Francisco Mayuncaldi : Confieso que he vivido

Francisco Mayuncaldi : Confieso que he vivido

(Publicada originalmente en «La Voz de la Arena» en setiembre de 2002. Francisco Mayuncaldi falleció el 29 de junio de 2004.)
En octubre “Chuto” Mayuncaldi completará 92 años. Empezó a pescar cuando era niño en la Boca del Rosario y solo se retiró a los 80 esperando una jubilación que resultó magra. Nunca hizo plata. “No tuvo picardía para los negocios”, resumió Daniel Mayuncaldi, su hijo menor.
Su único contacto con la educación formal duró dos meses en un colegio religioso de Colonia Suiza. Sin embargo, sin que nadie se lo enseñara, fue un preservador por excelencia. Lo primero que se hacía al retirar la red “era devolver el chiquitaje para que no se muriera”, recordó su hijo con orgullo, porque “ese pescado chico era el que nos iba a dar de comer más adelante”. Propenso a dar crédito fácil y a perdonar deudas, Mayuncaldi ha sido un hombre generoso pero no tonto. “Podía venir el mismísimo dueño de la fábrica y elegir: ‘Aquél pescado es mío’, que él lo condicionaba: ‘Si me lo compra’”, contó su hijo.
Una vez en Artilleros un viejo se desgañitó dándole instrucciones: “Dele más de allá; un poco más para acá”. Entonces Mayuncaldi se le acercó. “Compañero: si quiere gritar cómprese una red. Acá el único que grita soy yo”.
¿Dónde nació?
– Cerquita, ahí nomás en la cuchilla Román. Del cementerio para arriba.

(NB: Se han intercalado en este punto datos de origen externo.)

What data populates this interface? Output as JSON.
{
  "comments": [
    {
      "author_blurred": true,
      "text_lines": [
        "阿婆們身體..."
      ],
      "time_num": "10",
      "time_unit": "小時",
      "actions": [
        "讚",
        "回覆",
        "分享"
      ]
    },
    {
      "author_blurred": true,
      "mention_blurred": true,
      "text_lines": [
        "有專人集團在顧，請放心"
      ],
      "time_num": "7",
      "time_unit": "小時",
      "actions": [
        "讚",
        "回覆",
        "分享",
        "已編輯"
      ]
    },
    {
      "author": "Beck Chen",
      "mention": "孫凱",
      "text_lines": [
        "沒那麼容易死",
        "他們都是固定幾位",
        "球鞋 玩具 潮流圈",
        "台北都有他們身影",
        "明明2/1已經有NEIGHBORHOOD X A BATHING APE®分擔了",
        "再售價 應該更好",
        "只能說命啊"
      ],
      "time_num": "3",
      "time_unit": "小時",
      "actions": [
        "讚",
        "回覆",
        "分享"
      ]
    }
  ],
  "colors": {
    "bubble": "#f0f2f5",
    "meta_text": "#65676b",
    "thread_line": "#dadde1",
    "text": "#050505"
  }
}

¿Por qué le dicen “Chuto”?
– El sobrenombre de mi padre era “Tucho” y creo que cuando era niño yo lo llamaba al revés.
¿Cómo era su familia?
– Éramos ocho hermanos y nacimos en el campo, pero pronto nos mudamos para Boca del Rosario. Hasta el comienzo de los años 40 mi padre tuvo almacén allí y proveía a la tripulación de los barcos con pollo, gallinas y bebidas, pero siempre le quedaban debiendo. Las cosas cuando vienen mal… Mi padre le vendió el islote “Mayuncaldi”, que está frente a la Boca del Rosario, al empresario de la arenera Ferro.
¿Cuál es su primer recuerdo de pesca?
– Íbamos a la playa desde que éramos chiquitos. Pescábamos con redes de arrastre y con espinel y salíamos a vender por ciudades y pueblos vecinos.

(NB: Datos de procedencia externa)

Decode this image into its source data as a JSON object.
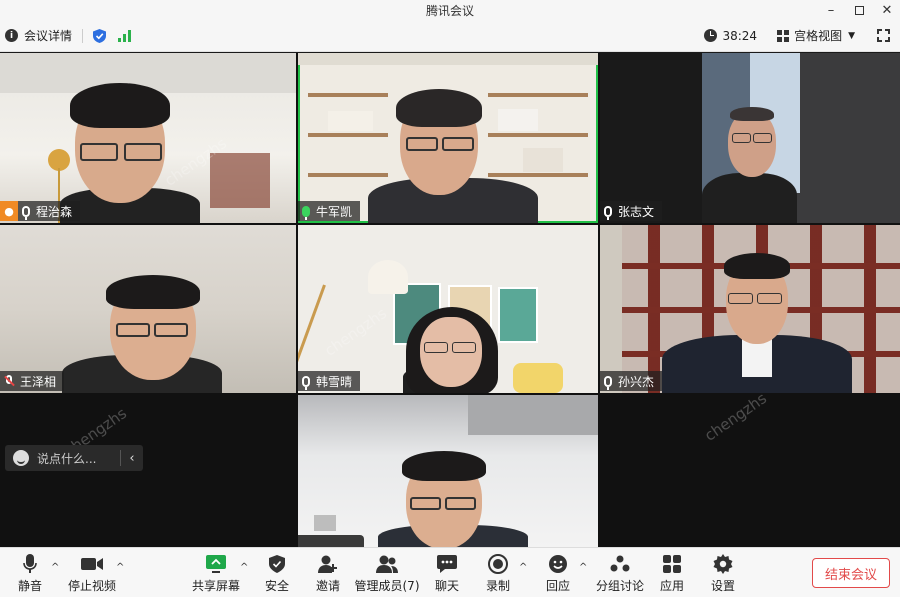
{
  "window": {
    "title": "腾讯会议"
  },
  "infobar": {
    "meeting_details": "会议详情",
    "timer": "38:24",
    "view_mode": "宫格视图"
  },
  "participants": [
    {
      "name": "程治森"
    },
    {
      "name": "牛军凯"
    },
    {
      "name": "张志文"
    },
    {
      "name": "王泽相"
    },
    {
      "name": "韩雪晴"
    },
    {
      "name": "孙兴杰"
    }
  ],
  "watermark": "chengzhs",
  "chat": {
    "placeholder": "说点什么..."
  },
  "toolbar": {
    "mute": "静音",
    "stop_video": "停止视频",
    "share_screen": "共享屏幕",
    "security": "安全",
    "invite": "邀请",
    "members": "管理成员(7)",
    "chat": "聊天",
    "record": "录制",
    "reactions": "回应",
    "breakout": "分组讨论",
    "apps": "应用",
    "settings": "设置",
    "end_meeting": "结束会议"
  },
  "colors": {
    "accent_green": "#21c147",
    "end_red": "#e24a4a",
    "speaker_badge": "#f08a24"
  }
}
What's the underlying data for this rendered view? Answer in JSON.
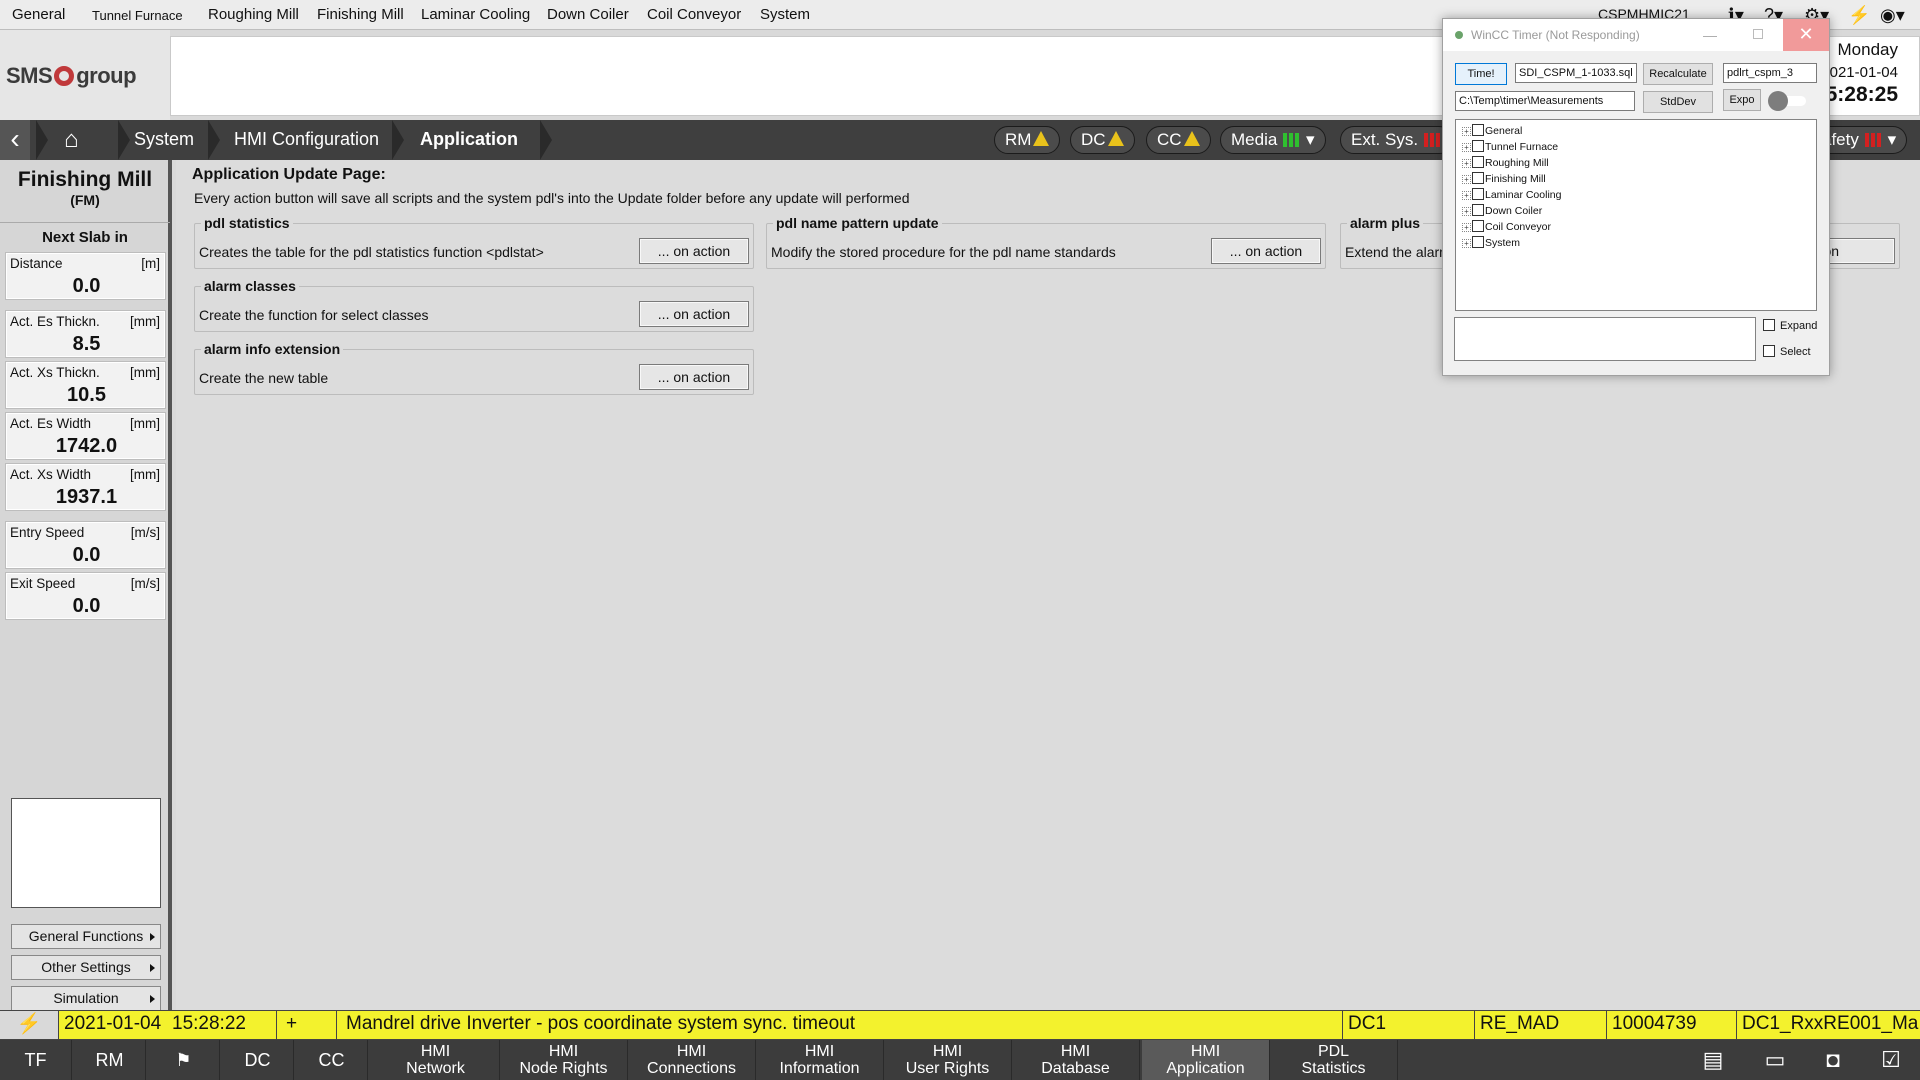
{
  "topbar": {
    "menu": [
      "General",
      "Tunnel Furnace",
      "Roughing Mill",
      "Finishing Mill",
      "Laminar Cooling",
      "Down Coiler",
      "Coil Conveyor",
      "System"
    ],
    "hostname": "CSPMHMIC21",
    "icons": [
      "info-icon",
      "help-icon",
      "gear-icon",
      "power-icon",
      "eye-icon"
    ]
  },
  "header": {
    "logo": {
      "left": "SMS",
      "right": "group"
    },
    "day": "Monday",
    "date": "2021-01-04",
    "time": "5:28:25",
    "date_visible": "021-01-04"
  },
  "nav": {
    "breadcrumbs": [
      "System",
      "HMI Configuration",
      "Application"
    ],
    "status": [
      {
        "label": "RM",
        "indicator": "warning"
      },
      {
        "label": "DC",
        "indicator": "warning"
      },
      {
        "label": "CC",
        "indicator": "warning"
      },
      {
        "label": "Media",
        "indicator": "green-bars"
      },
      {
        "label": "Ext. Sys.",
        "indicator": "red-bars"
      },
      {
        "label": "afety",
        "indicator": "red-bars"
      }
    ],
    "colors": {
      "warning": "#e9c21b",
      "ok": "#2fbf2f",
      "error": "#d32020"
    }
  },
  "left_panel": {
    "title": "Finishing Mill",
    "subtitle": "(FM)",
    "next_slab": "Next Slab in",
    "metrics": [
      {
        "label": "Distance",
        "unit": "[m]",
        "value": "0.0"
      },
      {
        "label": "Act. Es Thickn.",
        "unit": "[mm]",
        "value": "8.5"
      },
      {
        "label": "Act. Xs Thickn.",
        "unit": "[mm]",
        "value": "10.5"
      },
      {
        "label": "Act. Es Width",
        "unit": "[mm]",
        "value": "1742.0"
      },
      {
        "label": "Act. Xs Width",
        "unit": "[mm]",
        "value": "1937.1"
      },
      {
        "label": "Entry Speed",
        "unit": "[m/s]",
        "value": "0.0"
      },
      {
        "label": "Exit Speed",
        "unit": "[m/s]",
        "value": "0.0"
      }
    ],
    "buttons": [
      "General Functions",
      "Other Settings",
      "Simulation"
    ]
  },
  "main": {
    "title": "Application Update Page:",
    "description": "Every action button will save all scripts and the system pdl's into the Update folder before any update will performed",
    "groups": [
      {
        "title": "pdl statistics",
        "desc": "Creates the table for the pdl statistics function <pdlstat>",
        "button": "... on action"
      },
      {
        "title": "pdl name pattern update",
        "desc": "Modify the stored procedure for the pdl name standards",
        "button": "... on action"
      },
      {
        "title": "alarm plus",
        "desc": "Extend the alarm",
        "button": "n action"
      },
      {
        "title": "alarm classes",
        "desc": "Create the function for select classes",
        "button": "... on action"
      },
      {
        "title": "alarm info extension",
        "desc": "Create the new table",
        "button": "... on action"
      }
    ]
  },
  "timer_window": {
    "title": "WinCC Timer (Not Responding)",
    "close": "✕",
    "time_button": "Time!",
    "sql_field": "SDI_CSPM_1-1033.sql",
    "recalculate": "Recalculate",
    "pdlrt_field": "pdlrt_cspm_3",
    "path_field": "C:\\Temp\\timer\\Measurements",
    "stddev": "StdDev",
    "expo": "Expo",
    "tree": [
      "General",
      "Tunnel Furnace",
      "Roughing Mill",
      "Finishing Mill",
      "Laminar Cooling",
      "Down Coiler",
      "Coil Conveyor",
      "System"
    ],
    "expand_label": "Expand",
    "select_label": "Select"
  },
  "alarm_line": {
    "date": "2021-01-04",
    "time": "15:28:22",
    "sign": "+",
    "message": "Mandrel drive Inverter - pos coordinate system sync. timeout",
    "area": "DC1",
    "unit": "RE_MAD",
    "number": "10004739",
    "tag": "DC1_RxxRE001_Ma",
    "color": "#f3f22d"
  },
  "bottom_bar": {
    "area_buttons": [
      "TF",
      "RM",
      "DC",
      "CC"
    ],
    "tabs": [
      {
        "line1": "HMI",
        "line2": "Network"
      },
      {
        "line1": "HMI",
        "line2": "Node Rights"
      },
      {
        "line1": "HMI",
        "line2": "Connections"
      },
      {
        "line1": "HMI",
        "line2": "Information"
      },
      {
        "line1": "HMI",
        "line2": "User Rights"
      },
      {
        "line1": "HMI",
        "line2": "Database"
      },
      {
        "line1": "HMI",
        "line2": "Application"
      },
      {
        "line1": "PDL",
        "line2": "Statistics"
      }
    ],
    "active_tab": "Application"
  }
}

¿Su padre también pescaba?
– Sí. El trabajó 17 años como guardacosta y siempre tuvo boliche pero nunca se jubiló. Había hecho plata y era un hombre pudiente, nada más que hubo algunas diferencias entre los hermanos y todo se fue barranca abajo.
¿Para dónde fue cuando dejó Boca del Rosario?
– Estuve en el Puerto Rosario, en Rosario, pero la pobreza era grande y en 1945 me vine para Juan Lacaze a pescar. No tenía nada y trabajé mucho. Donde estuve soy reconocido como pescador.
¿Cuándo decidió que se dedicaría a pescar?
– Las circunstancia me llevaron a eso. Yo no tenía nada, ni para comer. Fui vendiendo algunas cosas hasta que decidí que iba a pescar.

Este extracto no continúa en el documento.